В течение нескольких десятилетий было много сделано для уточнения представлений о том, как сигналы от гипоталамуса, мамиллярных тел и лимбических областей среднего мозга поступают к поясной извилине через переднее ядро таламуса и другие образования, а затем к лобным областям коры при участии медиального и медиодорсального таламических ядер. Это позволяет детализировать представления об окружающей среде, отделив биологически и социально значимые признаки (из височных областей коры), а также уточнить сведения о внутренней среде (из образований гипоталамуса) в ходе конвергации их сигналов на нейронах миндалины. Надо полагать, что это и есть тот нейрофизиологический субстрат, который необходим для образования прочных связей в памяти, объединяющих сигналы внешней среды с состоянием внутренней среды организма для адаптивного реагирования [12, 13, 20].

В последнее время, помимо описанных выше образований головного мозга, с уровнем тревожности связывают деятельность коры больших полушарий, в частности таких ее областей, как ее теменные регионы, а также образований медиального таламуса, базальных ганглиев и хвостатого ядра. Однако пока нет единства мнений по вкладу этих структур в уровни тревожности. Следует отметить, что направленность перестроек указанных образований при возрастании уровня тревожности, когда активируются arousal-реакции (реакция ЭЭГ-активации), указывает на связь тревожного реагирования с механизмами переключения от сна к бодрствованию. В пользу этого свидетельствуют данные о снижении тревожности после сеансов угнетения активности ядерных образований медиального таламуса [15]. С другой стороны, ГАМК-тормозную систему, играющую важную роль в снижении бодрствования и углублении медленноволнового сна, также связывают с уровнем тревожности.
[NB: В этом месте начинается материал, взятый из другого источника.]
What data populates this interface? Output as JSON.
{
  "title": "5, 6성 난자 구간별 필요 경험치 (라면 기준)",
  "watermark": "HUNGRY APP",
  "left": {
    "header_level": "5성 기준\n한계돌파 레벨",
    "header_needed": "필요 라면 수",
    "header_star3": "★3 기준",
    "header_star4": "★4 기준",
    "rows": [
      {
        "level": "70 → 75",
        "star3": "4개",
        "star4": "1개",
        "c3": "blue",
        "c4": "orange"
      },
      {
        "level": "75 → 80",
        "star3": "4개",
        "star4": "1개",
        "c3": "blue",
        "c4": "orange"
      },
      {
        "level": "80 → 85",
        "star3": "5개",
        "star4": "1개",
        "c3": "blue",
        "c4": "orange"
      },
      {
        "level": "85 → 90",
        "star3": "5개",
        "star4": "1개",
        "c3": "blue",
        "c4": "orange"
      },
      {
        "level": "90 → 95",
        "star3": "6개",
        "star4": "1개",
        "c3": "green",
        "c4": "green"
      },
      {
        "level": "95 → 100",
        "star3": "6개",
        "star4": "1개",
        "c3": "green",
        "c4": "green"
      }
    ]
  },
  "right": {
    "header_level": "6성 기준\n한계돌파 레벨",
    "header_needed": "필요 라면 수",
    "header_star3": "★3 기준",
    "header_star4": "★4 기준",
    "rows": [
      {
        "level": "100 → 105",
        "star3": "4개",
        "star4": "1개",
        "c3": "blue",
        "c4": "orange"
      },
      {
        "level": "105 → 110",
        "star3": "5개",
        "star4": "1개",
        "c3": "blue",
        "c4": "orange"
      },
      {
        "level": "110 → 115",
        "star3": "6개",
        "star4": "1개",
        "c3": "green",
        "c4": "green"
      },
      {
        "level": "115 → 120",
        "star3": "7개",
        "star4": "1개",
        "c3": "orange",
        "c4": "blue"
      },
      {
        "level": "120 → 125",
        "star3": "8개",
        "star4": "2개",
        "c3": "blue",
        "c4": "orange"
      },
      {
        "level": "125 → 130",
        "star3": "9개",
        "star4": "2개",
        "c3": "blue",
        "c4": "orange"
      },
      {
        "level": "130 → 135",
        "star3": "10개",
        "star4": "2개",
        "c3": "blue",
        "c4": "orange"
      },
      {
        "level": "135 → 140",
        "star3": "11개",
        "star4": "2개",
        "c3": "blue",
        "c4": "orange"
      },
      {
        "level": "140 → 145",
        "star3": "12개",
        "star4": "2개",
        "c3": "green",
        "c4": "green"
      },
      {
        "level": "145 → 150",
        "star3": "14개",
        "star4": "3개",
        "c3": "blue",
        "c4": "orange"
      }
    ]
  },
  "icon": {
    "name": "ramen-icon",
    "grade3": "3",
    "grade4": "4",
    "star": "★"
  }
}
Однако связь тревожности с уровнем активации нервной системы не отличается линейностью. Еще в 1995 г. был обнаружен феномен анксиоличности слабых доз некоторых ГАМК-литических препаратов (коразол, пенициллин), которые до этого были известны как классические анксиогены. Предположительно, умеренное возбуждение нервной системы провоцирует эмоционально-положительные состояния (pleasurable emotioms), которые приводят к неожиданному снижению тревожности до тех пор, пока растущая активация мозга снова не начнет провоцировать рост тревожности [13]. Общность тревожных и депрессивных механизмов часто объясняют участием ГАМК-бензодиазепиновой тормозной системы, деятельность которой затрагивает более 70% нейронов мозга, особенно ионотропных ГАМКА- и метаботропных ГАМББ-рецепторов. Оба типа рецепторов вовлечены в регуляцию интегративных процессов мозга, таких как сон, память, эмоции, тревожность, эпилепсия. В настоящее время известно, что гены, кодирующие субъединицы ГАМКА-рецепторов, локализованы в виде пяти кластеров на разных хромосомах. Два гена, кодирующие ГАМКБ, Б1- и Б2-единицы, расположены на двух других хромосомах. По данным мутагенеза, гены, кодирующие 7 единиц ГАМКА-рецепторов, связываются с выраженностью тревожности [3, 18]. Так полиморфизм ГАМКА-ергических генов человека связывается с тревожными расстройствами [2, 21].

Природу анксиолитических эффектов целесообразно рассмотреть на примере феназепама — производного бензодиазепина (7-бром-5-(ортохромфенил)-2-3-дигидро-1Н-1,4-бензодиазепин-2-ОН). Он, являясь бензодиазепином, действует как аллостерический модулятор ГАМКА-рецепторов в мамилярных телах заднего гипоталамуса лимбической системы головного мозга, которые участвуют в формировании тревожно-эмоциональной реактивности организма [22]. Там феназепам связывается с γ2или с α1- (гипнотический эффект), α2- (анксиолитический эффект), α3-, α5-субъединицами рецепторов. Учитывая то, что ГАМКА-рецепторы широко представлены во всех структурах головного мозга, определить преимущественную область влияния препарата довольно сложно.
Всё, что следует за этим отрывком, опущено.